In focusing on the T cell itself, rather than the antigen or the other parts of the CAR, how do you think your work impacts the broader field? 

Very reasonably, a lot of the field is focused right now on finding new tumor antigens that are only found on tumors and not found on healthy tissues, or developing new receptors to bind to antigens, or a new kind of CAR or TCR that can recognize an antigen that is only found on tumor cells. This is an important and complementary goal.


Our question was if we could kick these cells into different states. We felt there was an opportunity to tune T cells to make them stronger and more resistant, and find new genes that can be combined with any of those other strategies. 


The idea for us was to prove out this platform with a view to the clinic. We used the same delivery method as CARs, a lentivirus, and these modifier genes could be put into the same viral construct along with a CAR. For example, the Novartis product is a lentivirus that expresses the CD19 CAR, so we’re talking about just adding another gene next to it. In terms of manufacturing, our modified CARs can be made in exactly the same way as current FDA approved cell therapies. 


CRISPR plays a huge role in your work. What has it elucidated around cancer mutations? 

We've been able to understand the role of individual driver genes and how those drivers impact tumor physiology, metastasis, drug resistance, immunotherapy resistance and more. This is not a trivial challenge! Cancer genomes contain many, many mutations, so it can be tricky to pinpoint which ones are most relevant.
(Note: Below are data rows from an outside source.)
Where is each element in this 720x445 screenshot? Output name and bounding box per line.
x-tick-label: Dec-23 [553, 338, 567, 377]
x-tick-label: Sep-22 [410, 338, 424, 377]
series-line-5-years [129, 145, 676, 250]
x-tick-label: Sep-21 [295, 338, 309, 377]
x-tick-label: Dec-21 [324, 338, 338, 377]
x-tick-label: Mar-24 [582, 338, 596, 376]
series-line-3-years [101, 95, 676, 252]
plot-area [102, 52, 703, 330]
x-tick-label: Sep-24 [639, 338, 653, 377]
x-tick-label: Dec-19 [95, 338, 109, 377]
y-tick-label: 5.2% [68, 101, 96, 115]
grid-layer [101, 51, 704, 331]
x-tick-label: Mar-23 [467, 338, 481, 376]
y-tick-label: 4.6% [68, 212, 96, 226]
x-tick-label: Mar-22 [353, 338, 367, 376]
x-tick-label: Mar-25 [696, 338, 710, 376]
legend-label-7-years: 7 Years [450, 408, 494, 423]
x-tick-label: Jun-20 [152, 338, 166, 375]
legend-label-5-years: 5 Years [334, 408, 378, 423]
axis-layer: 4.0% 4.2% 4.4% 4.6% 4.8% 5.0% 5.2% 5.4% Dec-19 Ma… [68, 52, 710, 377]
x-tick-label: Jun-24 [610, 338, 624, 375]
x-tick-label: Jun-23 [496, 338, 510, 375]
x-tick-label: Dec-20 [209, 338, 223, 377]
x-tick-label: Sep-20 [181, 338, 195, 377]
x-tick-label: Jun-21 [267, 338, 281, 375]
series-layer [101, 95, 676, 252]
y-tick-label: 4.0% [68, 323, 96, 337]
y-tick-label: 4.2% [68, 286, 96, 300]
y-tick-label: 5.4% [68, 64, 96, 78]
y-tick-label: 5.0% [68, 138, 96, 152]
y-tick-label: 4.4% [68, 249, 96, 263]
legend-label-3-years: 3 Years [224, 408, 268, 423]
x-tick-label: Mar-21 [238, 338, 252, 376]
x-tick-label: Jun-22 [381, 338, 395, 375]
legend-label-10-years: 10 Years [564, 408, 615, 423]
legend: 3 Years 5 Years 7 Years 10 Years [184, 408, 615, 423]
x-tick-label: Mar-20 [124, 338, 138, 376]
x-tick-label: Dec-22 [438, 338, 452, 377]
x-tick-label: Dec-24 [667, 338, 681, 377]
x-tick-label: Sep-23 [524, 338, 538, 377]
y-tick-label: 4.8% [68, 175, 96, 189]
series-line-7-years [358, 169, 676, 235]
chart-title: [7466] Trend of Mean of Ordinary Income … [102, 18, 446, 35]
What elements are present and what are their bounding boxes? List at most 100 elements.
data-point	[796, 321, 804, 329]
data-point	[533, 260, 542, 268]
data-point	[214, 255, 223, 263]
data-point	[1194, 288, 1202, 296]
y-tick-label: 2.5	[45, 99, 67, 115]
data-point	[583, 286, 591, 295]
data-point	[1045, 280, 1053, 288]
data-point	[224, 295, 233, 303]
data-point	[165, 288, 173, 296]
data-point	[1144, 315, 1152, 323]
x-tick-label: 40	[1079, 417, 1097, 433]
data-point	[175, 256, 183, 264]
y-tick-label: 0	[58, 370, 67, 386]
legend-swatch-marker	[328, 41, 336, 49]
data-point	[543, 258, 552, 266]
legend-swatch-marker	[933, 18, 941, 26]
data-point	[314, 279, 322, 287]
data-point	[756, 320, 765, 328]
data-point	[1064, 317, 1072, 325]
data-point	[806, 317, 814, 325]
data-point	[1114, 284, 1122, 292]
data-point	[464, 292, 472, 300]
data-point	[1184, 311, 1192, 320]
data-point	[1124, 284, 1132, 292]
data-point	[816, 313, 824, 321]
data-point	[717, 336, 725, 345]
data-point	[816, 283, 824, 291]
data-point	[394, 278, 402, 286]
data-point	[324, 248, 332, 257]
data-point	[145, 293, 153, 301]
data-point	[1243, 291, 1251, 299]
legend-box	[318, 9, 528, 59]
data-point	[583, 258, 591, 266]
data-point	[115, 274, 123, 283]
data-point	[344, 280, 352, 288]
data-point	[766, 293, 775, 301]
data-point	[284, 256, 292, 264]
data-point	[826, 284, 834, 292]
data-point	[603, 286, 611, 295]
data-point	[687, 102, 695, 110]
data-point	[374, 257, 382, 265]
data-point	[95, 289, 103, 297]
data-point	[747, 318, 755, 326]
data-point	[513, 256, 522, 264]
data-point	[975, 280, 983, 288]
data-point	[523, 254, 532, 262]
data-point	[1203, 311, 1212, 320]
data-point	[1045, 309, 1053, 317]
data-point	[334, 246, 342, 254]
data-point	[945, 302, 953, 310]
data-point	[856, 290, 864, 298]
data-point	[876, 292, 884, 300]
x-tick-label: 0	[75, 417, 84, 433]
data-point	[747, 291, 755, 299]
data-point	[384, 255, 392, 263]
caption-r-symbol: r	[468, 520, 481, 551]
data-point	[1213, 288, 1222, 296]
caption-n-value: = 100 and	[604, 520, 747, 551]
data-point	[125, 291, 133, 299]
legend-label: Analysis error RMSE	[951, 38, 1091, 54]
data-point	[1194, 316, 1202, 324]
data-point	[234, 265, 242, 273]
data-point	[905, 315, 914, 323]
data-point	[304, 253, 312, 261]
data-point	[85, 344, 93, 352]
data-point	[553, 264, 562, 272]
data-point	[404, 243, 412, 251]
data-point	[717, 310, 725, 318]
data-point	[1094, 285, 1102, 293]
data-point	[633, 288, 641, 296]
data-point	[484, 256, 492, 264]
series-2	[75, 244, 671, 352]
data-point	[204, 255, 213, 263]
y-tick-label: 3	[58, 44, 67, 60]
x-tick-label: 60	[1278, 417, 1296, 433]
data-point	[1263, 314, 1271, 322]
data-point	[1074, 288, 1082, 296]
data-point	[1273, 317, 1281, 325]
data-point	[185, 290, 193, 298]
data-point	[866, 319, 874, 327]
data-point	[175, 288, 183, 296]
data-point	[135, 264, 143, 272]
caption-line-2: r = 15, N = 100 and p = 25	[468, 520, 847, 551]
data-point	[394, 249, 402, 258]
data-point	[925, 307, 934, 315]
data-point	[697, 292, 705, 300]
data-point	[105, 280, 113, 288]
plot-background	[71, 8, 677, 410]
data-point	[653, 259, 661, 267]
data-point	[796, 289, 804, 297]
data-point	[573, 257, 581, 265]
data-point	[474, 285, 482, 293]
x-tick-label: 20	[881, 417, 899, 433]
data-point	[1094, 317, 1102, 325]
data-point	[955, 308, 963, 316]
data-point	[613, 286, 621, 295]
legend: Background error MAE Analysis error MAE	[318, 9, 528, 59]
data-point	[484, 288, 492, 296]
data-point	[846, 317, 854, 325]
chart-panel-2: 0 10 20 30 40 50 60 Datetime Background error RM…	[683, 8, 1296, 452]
CRISPR gene editing has been very useful to separate out the true driver mutations in oncogenesis, from the passenger mutations that are present, but are not primarily responsible for cancer growth. This is even more true for mutations in parts of the genome that don't code for proteins, the 98% of the genome that's non-coding. It is much harder to understand the functional significance of any particular mutation in those regions. 


Is CRISPR allowing you to experiment to understand the interplay of mutations in the cancer genome? 

With CRISPR, we can actually mimic this in the lab. That is something we couldn't do before. Because of CRISPR, we can also make multiple mutations. We can choose the order of the mutations to compare different evolutionary paths to the same tumor genome. We can say which mutations are synergistic with each other. 


And in the same way, we can find gene combinations that result in synthetic lethality. That is, if there is a certain mutation that drives cancer growth, are there other mutations that would not hurt healthy tissue but, because of the first mutation, are lethal to this tumor? This is great, because now we know that could be a targetable gene for a new drug target — and CRISPR screens have played a major role in identifying these kinds of targeted therapies.